Even if it did not, it would certainly seem that, at the very least, the theory of liability in this case would be similar to that which makes a mercantile agency responsible in damages for falsely reporting to its subscribers financial information of a third person. It is true that a lawsuit in such case would be based upon libel or slander and subject to such an action's rigorous limitations, which require not only that the statements be false but that the agency was motivated by express malice or actual ill will or that the information in its credit report demonstrates wanton and reckless negligence (see Sunderlin v Bradstreet, 46 NY 188; Sondak v Dun & Bradstreet, 39 Misc 2d 13). Nevertheless, if privilege is not shown, the law imposes a duty upon mercantile agencies of using care in obtaining credit information from a third person and reporting it correctly to its subscribers.

It would seem that, at the very least, a similar nexus exists here between Doyle Detective and Guy Zampatori, who was tested not once, but twice, and whose damage by a false report of negligently administered polygraph was reasonably foreseeable.

The fact that privity did not exist between Guy Zampatori and Doyle Detective is not dispositive. Whether acting as an agent or as an independent contractor on behalf of the principal who hired him, a party may not escape liability simply because he was acting at the time at the behest of his principal. Tort liability is not based upon nor limited by a contractual relationship. Rather, it depends upon the common-law obligation that every person must so act as not to injure another. Similarly, the duty to act and to speak with care need not be stated in terms of contract or privity, since it is a duty imposed by law (see White v Guarente, 43 NY2d 356, supra; Glanzer v Shepard, 233 NY 236, supra).

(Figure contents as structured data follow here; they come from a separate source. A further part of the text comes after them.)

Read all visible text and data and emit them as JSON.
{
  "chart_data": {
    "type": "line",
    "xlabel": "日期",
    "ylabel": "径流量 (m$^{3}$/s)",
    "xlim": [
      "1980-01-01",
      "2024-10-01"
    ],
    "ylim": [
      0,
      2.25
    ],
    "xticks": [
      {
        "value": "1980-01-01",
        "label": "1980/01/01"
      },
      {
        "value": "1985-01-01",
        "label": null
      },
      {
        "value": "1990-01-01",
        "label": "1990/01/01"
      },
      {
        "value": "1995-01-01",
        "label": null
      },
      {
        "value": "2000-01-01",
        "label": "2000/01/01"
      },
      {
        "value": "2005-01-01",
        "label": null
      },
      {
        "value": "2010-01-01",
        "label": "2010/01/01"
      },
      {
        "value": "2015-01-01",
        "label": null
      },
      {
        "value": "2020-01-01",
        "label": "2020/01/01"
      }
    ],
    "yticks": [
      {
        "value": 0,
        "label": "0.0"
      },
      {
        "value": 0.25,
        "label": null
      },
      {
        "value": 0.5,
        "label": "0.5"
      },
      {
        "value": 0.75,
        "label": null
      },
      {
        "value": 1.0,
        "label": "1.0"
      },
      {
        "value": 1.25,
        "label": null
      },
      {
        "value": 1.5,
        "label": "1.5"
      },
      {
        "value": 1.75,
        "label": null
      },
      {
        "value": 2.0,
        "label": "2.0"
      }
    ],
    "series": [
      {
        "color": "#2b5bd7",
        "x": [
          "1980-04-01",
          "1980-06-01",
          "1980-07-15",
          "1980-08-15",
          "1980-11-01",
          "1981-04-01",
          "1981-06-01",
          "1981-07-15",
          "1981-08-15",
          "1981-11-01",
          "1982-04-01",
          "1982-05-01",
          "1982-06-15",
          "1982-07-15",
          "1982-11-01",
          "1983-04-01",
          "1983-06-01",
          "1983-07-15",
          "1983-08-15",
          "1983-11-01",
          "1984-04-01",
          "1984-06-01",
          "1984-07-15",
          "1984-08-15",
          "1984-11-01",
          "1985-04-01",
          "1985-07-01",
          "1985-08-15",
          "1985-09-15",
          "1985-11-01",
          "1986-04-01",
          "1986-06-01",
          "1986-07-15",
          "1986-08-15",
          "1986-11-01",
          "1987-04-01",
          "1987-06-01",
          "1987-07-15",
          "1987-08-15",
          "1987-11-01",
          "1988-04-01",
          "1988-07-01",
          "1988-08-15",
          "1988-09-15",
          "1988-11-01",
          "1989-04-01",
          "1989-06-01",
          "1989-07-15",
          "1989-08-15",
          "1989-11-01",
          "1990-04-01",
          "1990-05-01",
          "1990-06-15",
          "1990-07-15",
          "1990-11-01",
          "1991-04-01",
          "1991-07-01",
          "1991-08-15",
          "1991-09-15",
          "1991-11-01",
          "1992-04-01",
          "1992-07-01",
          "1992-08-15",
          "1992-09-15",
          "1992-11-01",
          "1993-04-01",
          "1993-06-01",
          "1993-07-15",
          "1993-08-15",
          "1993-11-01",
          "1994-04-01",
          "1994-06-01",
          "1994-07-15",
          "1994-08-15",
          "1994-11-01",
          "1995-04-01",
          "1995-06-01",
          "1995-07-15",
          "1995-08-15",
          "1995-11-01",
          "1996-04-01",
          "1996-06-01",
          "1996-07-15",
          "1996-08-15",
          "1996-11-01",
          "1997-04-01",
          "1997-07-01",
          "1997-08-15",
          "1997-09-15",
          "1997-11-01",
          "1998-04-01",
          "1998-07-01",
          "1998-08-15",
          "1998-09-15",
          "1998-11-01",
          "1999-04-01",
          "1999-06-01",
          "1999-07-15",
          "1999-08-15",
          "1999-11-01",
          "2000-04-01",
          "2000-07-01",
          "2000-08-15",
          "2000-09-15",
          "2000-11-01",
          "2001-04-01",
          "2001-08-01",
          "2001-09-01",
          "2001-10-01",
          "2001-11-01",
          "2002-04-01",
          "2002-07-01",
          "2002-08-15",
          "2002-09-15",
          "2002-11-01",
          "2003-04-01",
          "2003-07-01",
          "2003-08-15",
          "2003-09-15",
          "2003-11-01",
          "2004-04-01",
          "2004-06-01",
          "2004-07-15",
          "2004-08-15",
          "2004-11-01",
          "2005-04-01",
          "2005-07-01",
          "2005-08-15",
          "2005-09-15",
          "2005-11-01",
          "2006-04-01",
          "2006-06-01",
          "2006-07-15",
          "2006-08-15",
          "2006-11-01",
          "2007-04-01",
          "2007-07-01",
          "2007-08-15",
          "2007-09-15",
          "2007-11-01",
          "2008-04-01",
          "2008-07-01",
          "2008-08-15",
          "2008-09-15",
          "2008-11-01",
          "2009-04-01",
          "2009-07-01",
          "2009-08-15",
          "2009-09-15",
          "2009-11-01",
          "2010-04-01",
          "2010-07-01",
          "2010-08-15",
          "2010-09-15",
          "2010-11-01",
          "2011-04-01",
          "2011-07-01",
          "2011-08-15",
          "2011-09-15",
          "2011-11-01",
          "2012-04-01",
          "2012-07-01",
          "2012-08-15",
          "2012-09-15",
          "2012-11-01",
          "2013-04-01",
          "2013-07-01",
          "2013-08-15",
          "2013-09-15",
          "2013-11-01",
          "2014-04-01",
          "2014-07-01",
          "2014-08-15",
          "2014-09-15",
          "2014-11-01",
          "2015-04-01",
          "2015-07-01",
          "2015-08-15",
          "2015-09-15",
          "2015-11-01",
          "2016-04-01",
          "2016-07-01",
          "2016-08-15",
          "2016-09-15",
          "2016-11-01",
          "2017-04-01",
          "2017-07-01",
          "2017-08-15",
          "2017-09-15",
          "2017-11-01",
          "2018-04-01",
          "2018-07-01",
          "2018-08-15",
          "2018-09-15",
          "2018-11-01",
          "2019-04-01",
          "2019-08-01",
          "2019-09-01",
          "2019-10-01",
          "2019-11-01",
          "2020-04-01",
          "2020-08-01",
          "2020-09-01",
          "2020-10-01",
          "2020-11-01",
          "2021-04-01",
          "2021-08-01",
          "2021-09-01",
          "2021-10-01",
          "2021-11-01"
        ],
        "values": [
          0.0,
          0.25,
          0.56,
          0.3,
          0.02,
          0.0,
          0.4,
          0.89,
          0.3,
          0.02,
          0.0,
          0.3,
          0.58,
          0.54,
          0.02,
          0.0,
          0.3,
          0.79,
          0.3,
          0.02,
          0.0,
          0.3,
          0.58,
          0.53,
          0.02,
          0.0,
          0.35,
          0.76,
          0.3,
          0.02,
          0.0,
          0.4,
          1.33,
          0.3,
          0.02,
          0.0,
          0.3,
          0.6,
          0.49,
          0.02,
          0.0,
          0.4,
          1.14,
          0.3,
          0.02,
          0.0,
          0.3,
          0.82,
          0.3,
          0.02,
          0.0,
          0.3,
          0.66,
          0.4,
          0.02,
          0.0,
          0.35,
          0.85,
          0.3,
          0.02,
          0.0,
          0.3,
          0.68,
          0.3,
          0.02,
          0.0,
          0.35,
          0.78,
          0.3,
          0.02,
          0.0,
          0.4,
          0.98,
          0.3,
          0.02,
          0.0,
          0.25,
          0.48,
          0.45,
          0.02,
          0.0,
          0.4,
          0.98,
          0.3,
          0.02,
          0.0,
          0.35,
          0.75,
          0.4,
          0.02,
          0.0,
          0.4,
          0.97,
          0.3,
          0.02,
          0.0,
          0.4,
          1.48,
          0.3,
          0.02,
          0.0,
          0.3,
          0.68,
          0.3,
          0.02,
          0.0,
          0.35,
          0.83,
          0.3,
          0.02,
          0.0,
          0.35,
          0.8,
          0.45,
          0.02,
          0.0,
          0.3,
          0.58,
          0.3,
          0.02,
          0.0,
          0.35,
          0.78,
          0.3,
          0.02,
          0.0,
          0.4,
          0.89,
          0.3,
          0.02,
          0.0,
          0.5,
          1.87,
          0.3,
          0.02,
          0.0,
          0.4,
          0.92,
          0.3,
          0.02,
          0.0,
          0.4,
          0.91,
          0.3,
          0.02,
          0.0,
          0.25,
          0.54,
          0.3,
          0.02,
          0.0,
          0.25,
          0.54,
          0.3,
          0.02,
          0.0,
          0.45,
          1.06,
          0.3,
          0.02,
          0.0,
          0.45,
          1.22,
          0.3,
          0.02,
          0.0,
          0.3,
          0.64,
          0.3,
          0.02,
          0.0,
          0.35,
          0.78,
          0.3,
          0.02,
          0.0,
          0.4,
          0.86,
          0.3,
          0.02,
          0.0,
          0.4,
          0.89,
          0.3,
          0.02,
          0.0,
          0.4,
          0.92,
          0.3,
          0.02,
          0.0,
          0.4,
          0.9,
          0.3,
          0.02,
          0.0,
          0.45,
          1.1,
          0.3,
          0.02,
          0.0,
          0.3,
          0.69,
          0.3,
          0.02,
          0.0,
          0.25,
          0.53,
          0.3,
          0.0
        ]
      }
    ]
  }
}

Although UPS denies that it relied on the polygraph results in making its decision to terminate Guy Zampatori's employment, that question should properly be tested and decided by the trier of fact. The employer's denial should not, without more, be accepted by the court as a matter of law.

Defendant's motion is, therefore, denied at this time without prejudice to its renewal after discovery, including an examination of the polygraph test results by the plaintiffs, has been completed.